The documentary film “Lamar Odom Reborn,” which highlights the former NBA player’s recovery from addiction using psychedelic medicine, premieres May 20.
Odom has seen his fair share of the limelight both on and off the court. Known for winning championships in 2009 and 2010 as a member of the Los Angeles Lakers, his relationship with Khloe Kardashian also played out on “Keeping Up with the Kardashians” and the E! reality show spinoff “Khloe and Lamar.”
But it was his drug overdose and near-death experience at a Nevada brothel in 2015 that shed light in on the struggles that Odom had been dealing with most of his life—losing his mother to cancer when he was 12, losing the grandmother who raised him in 2003, losing his 6-month-old son to sudden infant death syndrome in 2006. In 2011, after a young cousin was killed in New York, he told the Los Angeles Times, “Death always seems to be around me.

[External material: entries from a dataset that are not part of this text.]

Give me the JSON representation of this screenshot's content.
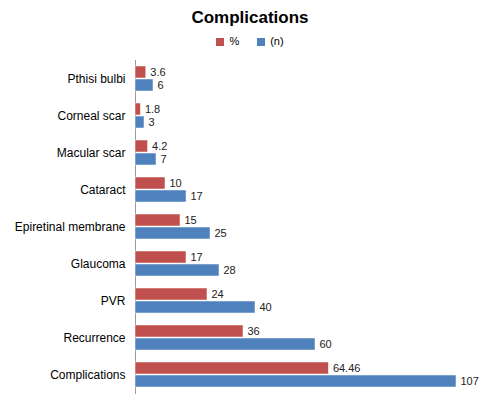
{
  "chart_data": {
    "type": "bar",
    "title": "Complications",
    "orientation": "horizontal",
    "categories": [
      "Pthisi bulbi",
      "Corneal scar",
      "Macular scar",
      "Cataract",
      "Epiretinal membrane",
      "Glaucoma",
      "PVR",
      "Recurrence",
      "Complications"
    ],
    "series": [
      {
        "name": "%",
        "color": "#c0504d",
        "values": [
          3.6,
          1.8,
          4.2,
          10,
          15,
          17,
          24,
          36,
          64.46
        ]
      },
      {
        "name": "(n)",
        "color": "#4f81bd",
        "values": [
          6,
          3,
          7,
          17,
          25,
          28,
          40,
          60,
          107
        ]
      }
    ],
    "xlim": [
      0,
      110
    ],
    "tick_labels": "y",
    "data_labels": true,
    "legend": "top",
    "grid": false
  }
}
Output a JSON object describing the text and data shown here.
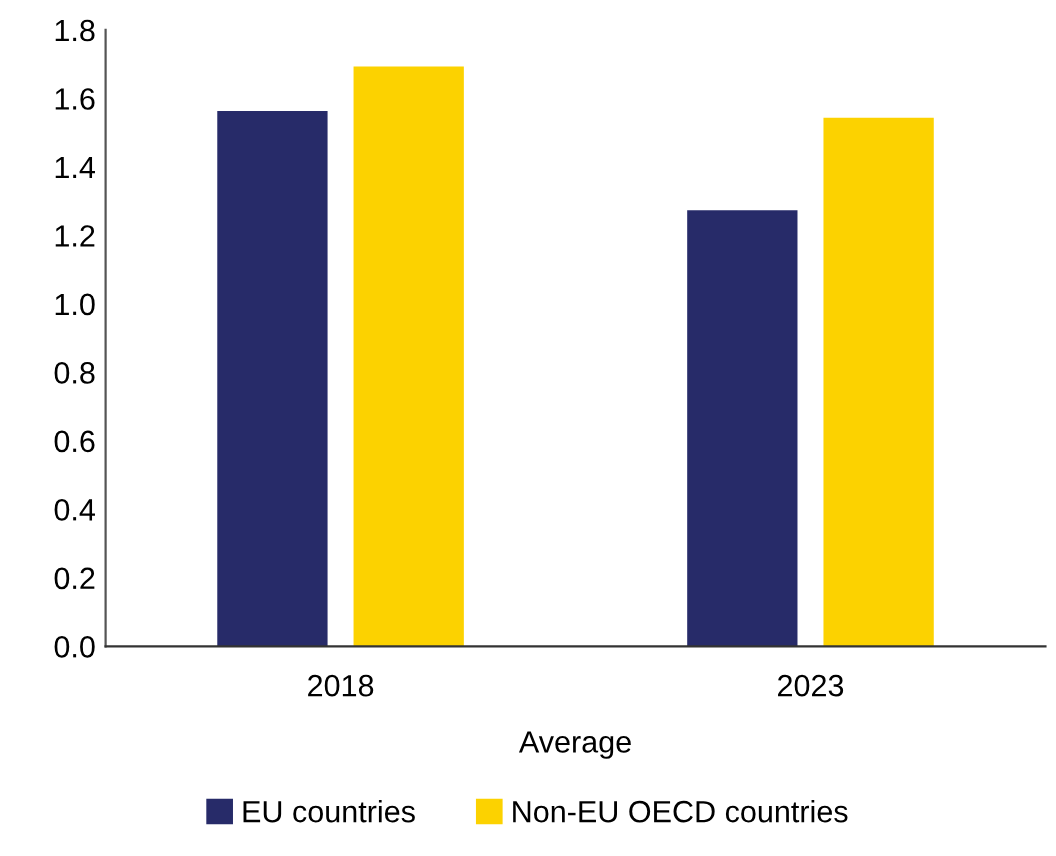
{
  "chart_data": {
    "type": "bar",
    "xlabel": "Average",
    "categories": [
      "2018",
      "2023"
    ],
    "series": [
      {
        "name": "EU countries",
        "color": "#272b69",
        "values": [
          1.56,
          1.27
        ]
      },
      {
        "name": "Non-EU OECD countries",
        "color": "#fcd200",
        "values": [
          1.69,
          1.54
        ]
      }
    ],
    "ylim": [
      0,
      1.8
    ],
    "yticks": [
      {
        "value": 0,
        "label": "0.0"
      },
      0.2,
      0.4,
      0.6,
      0.8,
      {
        "value": 1,
        "label": "1.0"
      },
      1.2,
      1.4,
      1.6,
      1.8
    ],
    "grid": false,
    "legend": "bottom"
  }
}
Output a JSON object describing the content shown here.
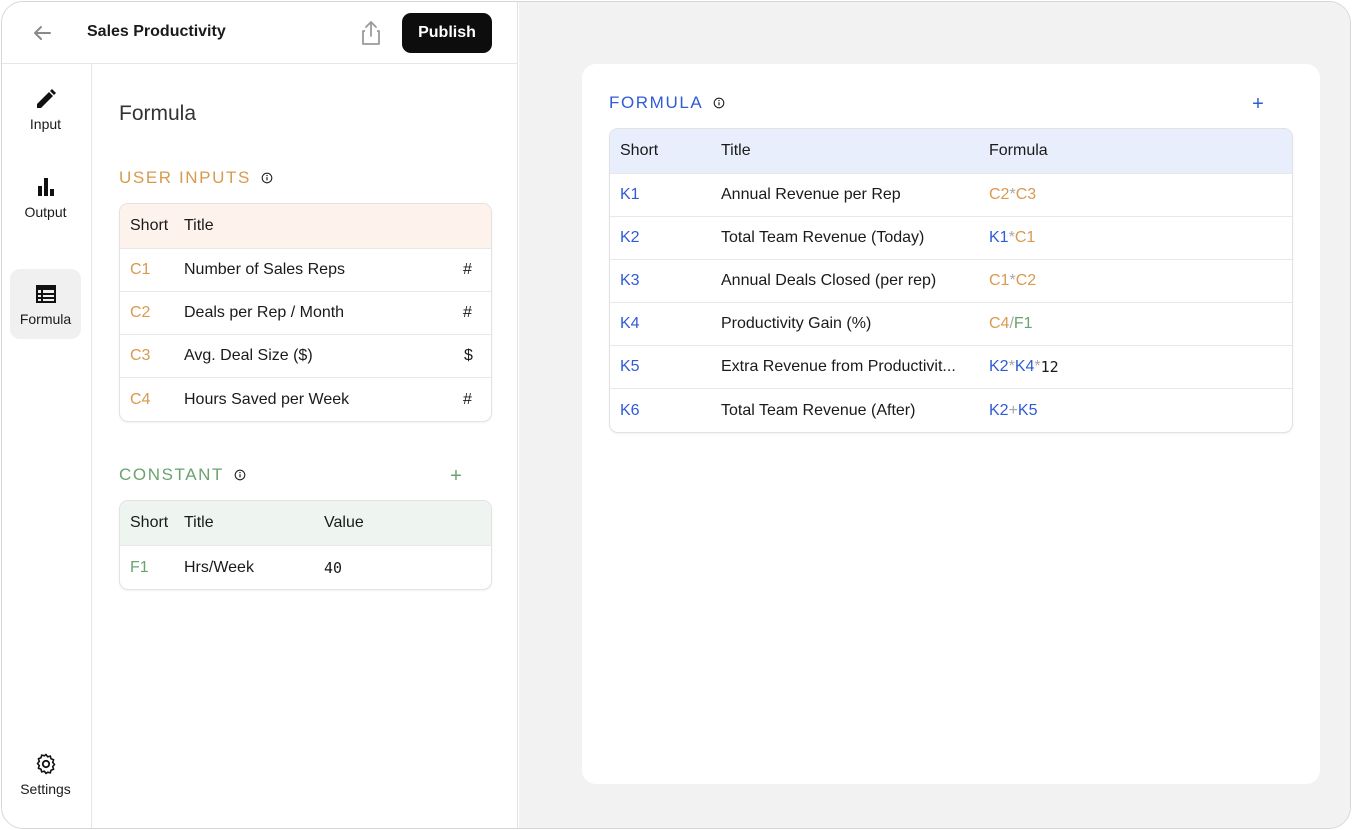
{
  "header": {
    "title": "Sales Productivity",
    "publish_label": "Publish"
  },
  "rail": {
    "items": [
      {
        "label": "Input",
        "icon": "pencil-icon"
      },
      {
        "label": "Output",
        "icon": "bar-chart-icon"
      },
      {
        "label": "Formula",
        "icon": "table-list-icon"
      }
    ],
    "settings_label": "Settings"
  },
  "editor": {
    "title": "Formula",
    "user_inputs": {
      "label": "USER INPUTS",
      "columns": {
        "short": "Short",
        "title": "Title"
      },
      "rows": [
        {
          "short": "C1",
          "title": "Number of Sales Reps",
          "unit": "#"
        },
        {
          "short": "C2",
          "title": "Deals per Rep / Month",
          "unit": "#"
        },
        {
          "short": "C3",
          "title": "Avg. Deal Size ($)",
          "unit": "$"
        },
        {
          "short": "C4",
          "title": "Hours Saved per Week",
          "unit": "#"
        }
      ]
    },
    "constant": {
      "label": "CONSTANT",
      "add_label": "+",
      "columns": {
        "short": "Short",
        "title": "Title",
        "value": "Value"
      },
      "rows": [
        {
          "short": "F1",
          "title": "Hrs/Week",
          "value": "40"
        }
      ]
    }
  },
  "formula": {
    "label": "FORMULA",
    "add_label": "+",
    "columns": {
      "short": "Short",
      "title": "Title",
      "formula": "Formula"
    },
    "rows": [
      {
        "short": "K1",
        "title": "Annual Revenue per Rep",
        "tokens": [
          "C2",
          "*",
          "C3"
        ]
      },
      {
        "short": "K2",
        "title": "Total Team Revenue (Today)",
        "tokens": [
          "K1",
          "*",
          "C1"
        ]
      },
      {
        "short": "K3",
        "title": "Annual Deals Closed (per rep)",
        "tokens": [
          "C1",
          "*",
          "C2"
        ]
      },
      {
        "short": "K4",
        "title": "Productivity Gain (%)",
        "tokens": [
          "C4",
          "/",
          "F1"
        ]
      },
      {
        "short": "K5",
        "title": "Extra Revenue from Productivit...",
        "tokens": [
          "K2",
          "*",
          "K4",
          "*",
          "12"
        ]
      },
      {
        "short": "K6",
        "title": "Total Team Revenue (After)",
        "tokens": [
          "K2",
          "+",
          "K5"
        ]
      }
    ]
  },
  "colors": {
    "user_input": "#d89a4f",
    "constant": "#6aa36f",
    "formula": "#2f5bd6",
    "operator": "#a8a8a8",
    "publish_bg": "#0d0d0d"
  }
}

I’ve been burying people for a long time.”
The very public figure kept his anxiety and depression to himself, but turned to drugs to deal with the angst. The self-medicating was killing him. Then entrepreneur and award-winning film maker Mike “Zappy” Zapolin intervened, convincing Odom to consider alternative therapies, including meditation and psychedelic medicine to deal with the emotional trauma he’d been carrying around.
Odom was skeptical at first because of the stigma attached to psychedelics. But Zapolin convinced him not only to give it a try, but to allow Zapolin’s film crew to chronicle his recovery. “Reborn” follows Odom through medically guided meditation and the psychedelics ibogaine and ketamine.
Ibogaine is a naturally occurring psychoactive substance found in the tabernanthe iboga rainforest shrub native to West Africa. It is a hallucinogen that has been shown to eliminate symptoms of withdrawal in people with opioid and heroin addiction. Ibogaine is illegal in the U.S. but available for ceremonial purposes in other countries. Ketamine, another dissociative anesthetic, is used in the U.S. in medical and emergency settings as a sedative and pain reliever. Ketamine is known to quickly and effectively relieve symptoms of depression.
Odom’s transformation through psychedelic medicine is helping to sway public perception of mental health as well as the healing potential of psychedelics.
“Admitting you are depressed or asking for help is a challenge for anyone,” Odom says. “My hope is that sharing my journey in ‘Reborn’ will open a dialogue for millions of people. The alternative medicines I explore in the film changed my life, giving me the power and strength to make better choices, repair relationships, and break unhealthy patterns. Just months after my first ketamine and ibogaine treatments, I felt physically well enough to play professional basketball again.”
“My hope,” he adds, “is that sharing my journey will open a dialogue about mental health for millions of people.”